In this post, we’d like to clarify the curiosity of how the scaled scores turn into your overall score. Often students wonder about the scoring system when they see the same scores (e.g., two people who each score 49 Quant and 35 Verbal) correspond to two different overall scores (e.g., those same two people earning 690 and 700), or they improve their scaled scores and don’t see a significant increase in their overall (e.g., improving from 50Q and 31V to 49Q and 35V, but the increase is only from 690 to 700). What’s going on?
Dr. Larry Rudner of GMAC recently addressed these issues at last month’s GMAT Summit for top test preparation companies. Here’s what we learned from his presentation:
- The 200-800 score is the final report, sent to schools to stay consistent with the old paper-and-pencil (pre-1997) test scoring system, but the scoring algorithm used in the computer uses its own system and just converts the 0-60 and 200-800 values over as that last step in reporting.
- Each scaled score has a corresponding “interim range” (or, actually, the interim range is what the computer first gives you before converting to a scaled score) which spans 2-3 numerical values, so your 50 on Quant might correspond to a range of 60-62 on that GMAT computer scale (again, the computer uses its own numbers that are more consistent with how the CAT algorithm scores you, then the system converts to the familiar display numbers). Those interim scores for Quant and verbal are then combined and your “interim sum” (which now may span 5-6 potential values since you’re adding two ranges together) is then converted to your 200-800 score.
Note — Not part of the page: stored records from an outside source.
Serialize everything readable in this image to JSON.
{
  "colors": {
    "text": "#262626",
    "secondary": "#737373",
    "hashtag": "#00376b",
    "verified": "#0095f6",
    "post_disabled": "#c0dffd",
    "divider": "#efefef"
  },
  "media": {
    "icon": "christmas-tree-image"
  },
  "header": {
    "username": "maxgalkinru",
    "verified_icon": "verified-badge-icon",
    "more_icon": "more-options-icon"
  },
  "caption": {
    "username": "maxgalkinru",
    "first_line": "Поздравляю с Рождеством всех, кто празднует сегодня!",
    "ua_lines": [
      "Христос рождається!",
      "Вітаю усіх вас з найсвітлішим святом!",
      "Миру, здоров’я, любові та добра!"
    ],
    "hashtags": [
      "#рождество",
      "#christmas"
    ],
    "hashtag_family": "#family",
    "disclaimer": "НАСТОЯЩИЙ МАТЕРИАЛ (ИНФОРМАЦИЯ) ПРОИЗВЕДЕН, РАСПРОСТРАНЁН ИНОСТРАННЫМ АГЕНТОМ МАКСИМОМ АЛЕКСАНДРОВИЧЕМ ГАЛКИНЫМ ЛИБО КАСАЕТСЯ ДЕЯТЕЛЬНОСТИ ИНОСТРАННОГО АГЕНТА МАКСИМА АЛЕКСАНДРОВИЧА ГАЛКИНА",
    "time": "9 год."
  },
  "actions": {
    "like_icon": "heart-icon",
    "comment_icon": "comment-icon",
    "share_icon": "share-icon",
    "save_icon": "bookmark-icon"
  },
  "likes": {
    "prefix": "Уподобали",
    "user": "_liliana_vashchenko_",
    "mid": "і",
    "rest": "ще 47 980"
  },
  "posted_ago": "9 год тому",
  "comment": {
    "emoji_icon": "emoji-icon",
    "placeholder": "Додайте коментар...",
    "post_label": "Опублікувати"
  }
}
So not all 49s (scaled score) are created equal — your 49 might be a “high 49” (at the higher end of the interim range of scores and someone else’s might be a “low 49.” When the computer uses its interim value, if you have a high/high split of interim values for the same Q/V scaled scores and someone else has a low/low split on theirs, your 49/39 might be a 730 and theirs a 710. The 3-digit 200-800 score is valid — it’s just that you don’t see the full process that goes into calculating it.
- So as an example (courtesy Dr. Rudner’s presentation), if you have a 50Q/31V, that has a potential range of:
– Quant: 51 scaled –> 60-62 interim range (you could be a 60 or a 62 and still end up at 51 scaled)
– Verbal: 31 scaled –> 42-43 interim range
Total: 102 – 105 on the interim scale, on which 102 would correspond to a 670 and 105 would correspond to a 690. So the same two scaled scores could swing 20 points either way on the overall score, and that’s because the overall score is calculated using the computer’s numbers, not your score report numbers.
Now, what’s most important for you to note is that the current GMAT scoring system is significantly more reliable than the old, paper-and-pencil system on which the 0-60 scaled scores and 200-800 overall scores were based. The calculation might seem convoluted, but ultimately the system’s ability to use computer adaptive testing to estimate your overall ability level provides a metric highly correlated with MBA success and highly accurate to your performance.
And, however complicated, the system is quite transparent; you can learn more about it at www.mba.com, the Graduate Management Admissions Council’s site for statistical research and trends. You’ll see there that your score is calculated fairly, accurately, and efficiently. So, as always, the lesson is to worry less about how your score is measured and more about how to maximize the value of that measurement!